Physical system
In physics the word system has a technical meaning, namely, it is the portion of the physical universe chosen for analysis. Everything outside the system is known as the environment, which in analysis is ignored except for its effects on the system. The cut between system and environment is a free choice, generally made to simplify the analysis as much as possible. An isolated system is one which has negligible interaction with its environment.
Often a system in this sense is chosen to correspond to the more usual meaning of system, such as a particular machine. But physical systems are often more esoteric: an atom, the water in a lake, or indeed the water in the left-hand half of a lake can all be considered as physical systems. In the study of quantum decoherence the "system" may refer to the macroscopic properties of an object (e.g. the position of a pendulum bob), while the relevant "environment" may be the internal degrees of freedom, described classically by the pendulum's thermal vibrations.
Complexity in physical systems
The complexity of a physical system is equal to the probability of its being in a particular state vector.
If one considers a classical Newtonian ball situation with a number of perfectly moving physical bodies bouncing off the walls of a container, the system-state probability does not change over time. The entropy of the system changes over time, but the probability of the state vector does not change. One can periodically evaluate the complexity of this system, and the complexity of this system does not change.
In a physical system, a lower probability state vector is equivalent to a higher complexity. A self sustaining low probability state vector allows the physical system to remain in a higher complexity state. The study of such systems as applied to our universe is in its infancy and speculative in nature, but it appears that there are some low probability systems that are able to sustain themselves through time.

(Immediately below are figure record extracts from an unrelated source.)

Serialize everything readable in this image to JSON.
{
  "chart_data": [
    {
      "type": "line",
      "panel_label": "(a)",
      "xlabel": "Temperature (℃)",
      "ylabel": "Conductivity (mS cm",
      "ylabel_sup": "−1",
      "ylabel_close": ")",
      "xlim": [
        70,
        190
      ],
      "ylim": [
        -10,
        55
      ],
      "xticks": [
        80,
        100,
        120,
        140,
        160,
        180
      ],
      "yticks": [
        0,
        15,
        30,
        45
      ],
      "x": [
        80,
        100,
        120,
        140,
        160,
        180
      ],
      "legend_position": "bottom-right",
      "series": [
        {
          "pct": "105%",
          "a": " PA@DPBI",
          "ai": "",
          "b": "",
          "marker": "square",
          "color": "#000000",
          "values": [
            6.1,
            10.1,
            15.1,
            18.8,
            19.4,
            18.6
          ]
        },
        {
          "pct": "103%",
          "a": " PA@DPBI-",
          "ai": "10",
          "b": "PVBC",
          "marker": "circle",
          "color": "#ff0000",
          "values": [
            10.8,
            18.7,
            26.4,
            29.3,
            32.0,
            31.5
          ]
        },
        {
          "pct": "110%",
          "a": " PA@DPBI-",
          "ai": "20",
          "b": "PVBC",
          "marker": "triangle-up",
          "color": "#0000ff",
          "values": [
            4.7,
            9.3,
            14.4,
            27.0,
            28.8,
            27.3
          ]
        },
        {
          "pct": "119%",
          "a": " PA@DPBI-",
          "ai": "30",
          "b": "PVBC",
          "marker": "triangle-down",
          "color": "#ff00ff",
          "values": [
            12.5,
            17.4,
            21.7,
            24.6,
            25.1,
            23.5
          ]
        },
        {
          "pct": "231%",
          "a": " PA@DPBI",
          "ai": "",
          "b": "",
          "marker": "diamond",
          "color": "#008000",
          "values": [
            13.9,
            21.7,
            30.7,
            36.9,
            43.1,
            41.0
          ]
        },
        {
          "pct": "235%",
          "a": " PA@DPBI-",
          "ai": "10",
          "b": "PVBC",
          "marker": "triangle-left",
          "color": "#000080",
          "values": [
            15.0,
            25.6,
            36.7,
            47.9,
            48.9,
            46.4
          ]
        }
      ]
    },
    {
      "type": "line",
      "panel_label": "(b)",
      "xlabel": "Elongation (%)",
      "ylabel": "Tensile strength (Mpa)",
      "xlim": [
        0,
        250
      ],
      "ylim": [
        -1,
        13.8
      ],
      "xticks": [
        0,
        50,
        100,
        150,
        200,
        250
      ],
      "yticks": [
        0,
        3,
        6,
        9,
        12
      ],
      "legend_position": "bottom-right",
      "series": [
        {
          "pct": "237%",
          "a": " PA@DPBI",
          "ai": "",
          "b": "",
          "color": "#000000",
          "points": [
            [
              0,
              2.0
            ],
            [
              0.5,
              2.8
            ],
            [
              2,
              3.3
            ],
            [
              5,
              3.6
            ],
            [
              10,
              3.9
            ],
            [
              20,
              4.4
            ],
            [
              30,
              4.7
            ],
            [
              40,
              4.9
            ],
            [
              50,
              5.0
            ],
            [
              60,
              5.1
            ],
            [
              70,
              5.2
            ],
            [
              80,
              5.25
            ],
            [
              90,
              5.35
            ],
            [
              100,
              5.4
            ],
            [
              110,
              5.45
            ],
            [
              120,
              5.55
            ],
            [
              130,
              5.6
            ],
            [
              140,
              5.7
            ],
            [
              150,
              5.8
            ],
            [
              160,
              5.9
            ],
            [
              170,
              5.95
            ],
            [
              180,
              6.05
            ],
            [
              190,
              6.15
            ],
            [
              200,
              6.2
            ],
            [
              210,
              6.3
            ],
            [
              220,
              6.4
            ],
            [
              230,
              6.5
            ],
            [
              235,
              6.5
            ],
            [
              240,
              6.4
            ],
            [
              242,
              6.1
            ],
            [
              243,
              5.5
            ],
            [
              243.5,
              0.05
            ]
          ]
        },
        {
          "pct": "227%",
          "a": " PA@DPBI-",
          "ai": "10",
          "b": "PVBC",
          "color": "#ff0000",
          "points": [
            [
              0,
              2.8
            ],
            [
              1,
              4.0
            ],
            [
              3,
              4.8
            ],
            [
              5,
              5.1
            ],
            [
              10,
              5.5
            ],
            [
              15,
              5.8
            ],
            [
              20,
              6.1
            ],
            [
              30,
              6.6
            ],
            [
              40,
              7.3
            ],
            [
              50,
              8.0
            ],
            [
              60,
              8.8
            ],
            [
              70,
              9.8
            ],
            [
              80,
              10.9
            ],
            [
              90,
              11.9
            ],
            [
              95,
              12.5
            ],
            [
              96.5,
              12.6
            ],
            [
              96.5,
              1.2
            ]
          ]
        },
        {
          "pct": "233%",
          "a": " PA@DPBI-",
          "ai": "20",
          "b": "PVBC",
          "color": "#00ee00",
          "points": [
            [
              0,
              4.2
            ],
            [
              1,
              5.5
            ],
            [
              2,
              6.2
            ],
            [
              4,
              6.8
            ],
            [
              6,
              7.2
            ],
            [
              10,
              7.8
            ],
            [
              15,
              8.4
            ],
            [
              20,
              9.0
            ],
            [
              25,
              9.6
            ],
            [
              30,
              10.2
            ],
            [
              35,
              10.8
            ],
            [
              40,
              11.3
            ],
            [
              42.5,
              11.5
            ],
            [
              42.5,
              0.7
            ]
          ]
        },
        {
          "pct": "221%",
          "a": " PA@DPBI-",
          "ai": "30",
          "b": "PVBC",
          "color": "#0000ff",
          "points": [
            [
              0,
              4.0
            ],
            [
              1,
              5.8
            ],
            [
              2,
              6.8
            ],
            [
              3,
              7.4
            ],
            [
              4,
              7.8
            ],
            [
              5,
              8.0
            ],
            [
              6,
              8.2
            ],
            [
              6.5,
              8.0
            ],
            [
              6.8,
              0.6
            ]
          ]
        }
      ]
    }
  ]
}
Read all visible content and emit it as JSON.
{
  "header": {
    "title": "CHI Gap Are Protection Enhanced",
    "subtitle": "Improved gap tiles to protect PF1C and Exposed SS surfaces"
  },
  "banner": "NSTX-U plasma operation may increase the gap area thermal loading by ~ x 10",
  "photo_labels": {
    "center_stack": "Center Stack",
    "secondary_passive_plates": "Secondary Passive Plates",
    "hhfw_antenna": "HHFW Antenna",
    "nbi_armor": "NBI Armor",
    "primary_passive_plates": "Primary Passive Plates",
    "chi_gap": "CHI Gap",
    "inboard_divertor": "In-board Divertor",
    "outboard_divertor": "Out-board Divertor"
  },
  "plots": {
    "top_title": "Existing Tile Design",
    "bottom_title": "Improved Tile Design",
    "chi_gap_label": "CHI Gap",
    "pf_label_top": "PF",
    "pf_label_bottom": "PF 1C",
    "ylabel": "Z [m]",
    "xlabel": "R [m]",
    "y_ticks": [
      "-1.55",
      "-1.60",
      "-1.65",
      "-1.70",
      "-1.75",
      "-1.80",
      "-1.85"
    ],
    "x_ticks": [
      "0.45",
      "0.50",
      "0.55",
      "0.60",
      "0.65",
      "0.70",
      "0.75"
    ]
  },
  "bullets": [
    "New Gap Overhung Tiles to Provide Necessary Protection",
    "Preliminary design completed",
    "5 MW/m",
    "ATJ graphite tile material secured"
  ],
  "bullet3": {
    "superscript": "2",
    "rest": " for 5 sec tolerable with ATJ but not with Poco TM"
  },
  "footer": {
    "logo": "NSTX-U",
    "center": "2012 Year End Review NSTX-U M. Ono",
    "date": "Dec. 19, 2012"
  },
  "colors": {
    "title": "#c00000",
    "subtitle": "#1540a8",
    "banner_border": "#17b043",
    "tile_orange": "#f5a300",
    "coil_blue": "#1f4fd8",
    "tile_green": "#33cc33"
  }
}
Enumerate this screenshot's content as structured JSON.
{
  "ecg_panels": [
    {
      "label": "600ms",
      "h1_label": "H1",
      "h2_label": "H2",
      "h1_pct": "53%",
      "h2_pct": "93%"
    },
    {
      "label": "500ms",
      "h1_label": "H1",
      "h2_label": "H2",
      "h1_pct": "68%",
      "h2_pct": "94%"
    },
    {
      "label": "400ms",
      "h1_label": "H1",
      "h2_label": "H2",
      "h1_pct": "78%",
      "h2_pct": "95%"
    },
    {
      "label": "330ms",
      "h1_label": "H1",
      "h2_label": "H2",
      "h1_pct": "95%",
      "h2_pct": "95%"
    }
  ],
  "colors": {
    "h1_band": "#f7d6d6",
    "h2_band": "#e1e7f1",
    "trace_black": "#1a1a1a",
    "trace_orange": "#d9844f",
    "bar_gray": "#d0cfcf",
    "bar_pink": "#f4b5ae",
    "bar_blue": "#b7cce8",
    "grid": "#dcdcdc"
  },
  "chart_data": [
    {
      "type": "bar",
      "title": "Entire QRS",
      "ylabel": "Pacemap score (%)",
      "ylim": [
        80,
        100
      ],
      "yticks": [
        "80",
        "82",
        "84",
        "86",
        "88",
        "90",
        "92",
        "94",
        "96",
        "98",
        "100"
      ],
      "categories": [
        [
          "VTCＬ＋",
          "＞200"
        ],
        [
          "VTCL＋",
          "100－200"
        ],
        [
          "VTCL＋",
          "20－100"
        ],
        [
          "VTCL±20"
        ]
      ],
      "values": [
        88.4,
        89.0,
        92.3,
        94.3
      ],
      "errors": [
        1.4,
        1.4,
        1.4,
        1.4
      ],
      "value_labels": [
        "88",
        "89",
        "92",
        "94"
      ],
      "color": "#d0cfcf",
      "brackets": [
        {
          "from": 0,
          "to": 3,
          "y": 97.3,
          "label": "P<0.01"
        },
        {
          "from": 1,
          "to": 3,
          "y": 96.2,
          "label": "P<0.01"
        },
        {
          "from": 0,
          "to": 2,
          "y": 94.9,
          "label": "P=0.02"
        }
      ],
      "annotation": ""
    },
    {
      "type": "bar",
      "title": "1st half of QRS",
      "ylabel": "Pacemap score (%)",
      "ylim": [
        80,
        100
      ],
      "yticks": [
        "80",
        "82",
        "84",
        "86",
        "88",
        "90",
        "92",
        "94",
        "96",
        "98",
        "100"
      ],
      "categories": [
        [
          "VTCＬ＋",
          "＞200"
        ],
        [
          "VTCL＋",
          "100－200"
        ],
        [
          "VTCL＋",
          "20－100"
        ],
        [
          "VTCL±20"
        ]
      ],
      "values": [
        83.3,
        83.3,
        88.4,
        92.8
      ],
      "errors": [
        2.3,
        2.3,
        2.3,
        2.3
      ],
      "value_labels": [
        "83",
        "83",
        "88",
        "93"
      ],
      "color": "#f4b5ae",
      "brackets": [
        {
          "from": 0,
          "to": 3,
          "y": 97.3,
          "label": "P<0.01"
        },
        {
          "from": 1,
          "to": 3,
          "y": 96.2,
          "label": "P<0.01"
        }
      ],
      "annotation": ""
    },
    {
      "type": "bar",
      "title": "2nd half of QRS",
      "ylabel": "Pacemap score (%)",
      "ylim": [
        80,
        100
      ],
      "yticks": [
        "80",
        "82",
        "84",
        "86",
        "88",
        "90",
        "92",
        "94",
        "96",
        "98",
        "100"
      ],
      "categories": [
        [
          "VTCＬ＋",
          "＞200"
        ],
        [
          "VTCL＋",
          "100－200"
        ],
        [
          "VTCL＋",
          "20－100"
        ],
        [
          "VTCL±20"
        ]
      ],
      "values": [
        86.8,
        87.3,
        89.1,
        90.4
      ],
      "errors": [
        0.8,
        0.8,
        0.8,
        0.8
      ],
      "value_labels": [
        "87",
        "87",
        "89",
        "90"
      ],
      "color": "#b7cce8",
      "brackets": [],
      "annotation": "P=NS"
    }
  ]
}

In mathematical systems, one can consider the complexity of particular states more easily. For example, if one considers a Turing machine that generates random symbols and then utilizes these symbols as an algorithm to create a new series of symbols, the complexity of the final string of symbols is nearly mathematically equivalent to the minimum size of a string required to produce a larger string on a Turing machine as defined by algorithmic information theory.